Hong Kong pro-democracy activists beg Congress for refugee status
On the eve of a new law allowing “exit bans” on government critics, an open letter pleads for U.S. action to protect Hong Kong’s would-be democrats.

A coalition of Hong Kong pro-democracy activists in exile has issued an urgent public plea to the U.S. Congress to pass legislation that will grant refugee status to Hong Kong citizens with “well-founded fears of persecution” by the territory’s authorities.
The letter obtained by POLITICO calls on Congress to grant Priority 2 Refugee Status to Hong Kong’s peaceful pro-democracy protesters seeking resettlement, Temporary Protection Status to Hong Kong citizens already in the U.S. and an extension of visas “to high-skilled Hong Kong residents with an associate degree or above.”
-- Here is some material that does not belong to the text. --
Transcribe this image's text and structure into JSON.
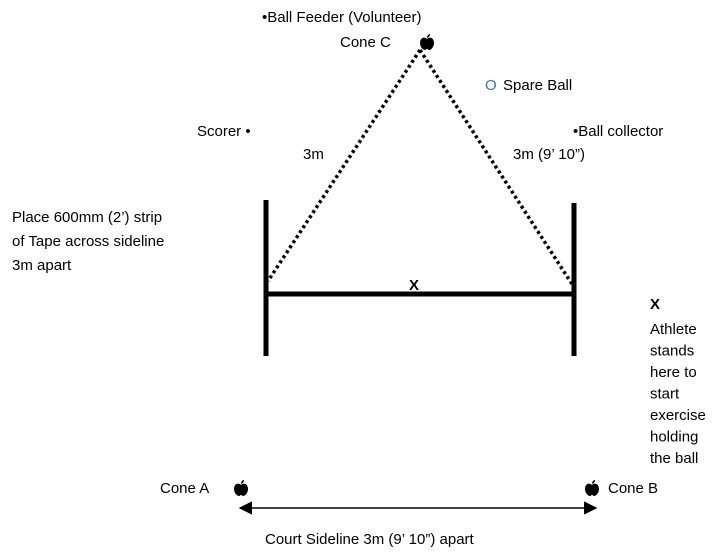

The letter is signed by seven high-profile Hong Kong pro-democracy activists currently living in exile, including former lawmakers Ted Hui, who has found refuge in Australia, and Baggio Leung, who now lives in exile in the U.S. Eighteen foreign-based Hong Kong pro-democracy civil society organizations, including Hong Kong Watch, the Hong Kong Affairs Association of Berkeley and the UC-San Diego Hong Kong Cultural Society are also signatories.
Those protections echo those granted by then-U.S. President George H.W. Bush in an executive order issued in 1990 after the Tiananmen Massacre that allowed Chinese students in the U.S. to remain in the country if they feared state persecution back in China. Congress followed up on that executive order with the Chinese Student Protection Act of 1992. The nongovernmental refugee rights advocacy organization Refugee Council USA urged then-Secretary of State Mike Pompeo in July 2020 “to find ways to help people impacted by the situation in Hong Kong” and specifically to utilize the U.S. Refugee Admission Program to ensure that “refugees from Hong Kong are granted asylum should they flee to the United States.”
The letter argues Hong Kong citizens deserve U.S. legislative protection due to accelerating erosion of the territory’s human rights protections and rule of law: it cites official prohibitions on freedom of expression and association, mass arrests of pro-democracy activists under Hong Kong’s draconian new National Security Law and intensifying official attacks on media freedom.
The letter asks Congress to act quickly, warning that the Hong Kong government is “closing travel routes” for citizens fearful of government reprisals for peaceful protest. Hong Kong’s restrictive new immigration law takes effect on Aug. 1, which has the potential to impose “exit bans” on government critics. Hong Kong police already have a “wanted list” of individuals subject to arrest if they try to leave the territory.
The proposed legislative protections outlined in the letter mirror those of the Hong Kong Safe Harbor Act 2021 co-sponsored by Sens. Marco Rubio (R-Fla.) and Robert Menendez (D-N.J.) in February 2021. Rubio dedicated that initiative to “those Hong Kongers who have courageously stood up to defend the city they love from the CCP’s [Chinese Communist Party’s] persecution and open our doors to them.”
Another of the bill’s co-sponsors, Sen. John Cornyn (R-Texas), reiterated his support for the bill in an email message to POLITICO, asserting that it will allow Hong Kong citizens to apply for U.S. refugee status “through the U.S. Consulate in in Hong Kong and other safe harbors in the region.” The bill has been read twice and has been referred to the Senate Judiciary Committee.
President Joe Biden has not signaled where he stands on the bill and its potentially provocative impact on the fraught U.S.-China bilateral relationship. He has yet to formally respond to a June 30 letter from the bicameral foreign affairs leadership — including Rep. Ami Bera (D-Calif.), chair of the House Foreign Affairs Committee on Asia, and Sen. Ed Markey (D-Mass.), chair of the Senate Foreign Relations Subcommittee on East Asia — on what steps, if any, the administration was taking “to help those seeking to leave Hong Kong for fear of retribution or persecution for their pro-democracy activities.”
Secretary of State Antony Blinken has expressed vague support for some form of refugee protection for Hong Kong citizens, telling CNBC in February 2021 that if Hong Kong citizens are “the victims of repression from Chinese authorities, we should do something to give them haven.”
The United Kingdom in July 2020 responded to concerns about the situation in Hong Kong by offering resettlement and a route to citizenship for those 350,000 Hong Kong citizens who held British National (Overseas) passports prior to the U.K.’s handover of its former colony to China in 1997.
Johnny Patterson, policy director at the nonprofit pro-democracy organization Hong Kong Watch, told POLITICO that U.S. legislative moves to provide refugee status to fearful Hong Kong citizens can provide a “lifeline” to younger Hong Kongers who don’t qualify for that program.
“When the tanks rolled into Tiananmen Square in 1989, the United States became a vital place of sanctuary for young [Chinese] democrats,” Patterson said. “Now is the time to offer the same hand of welcome to Hong Kongers.”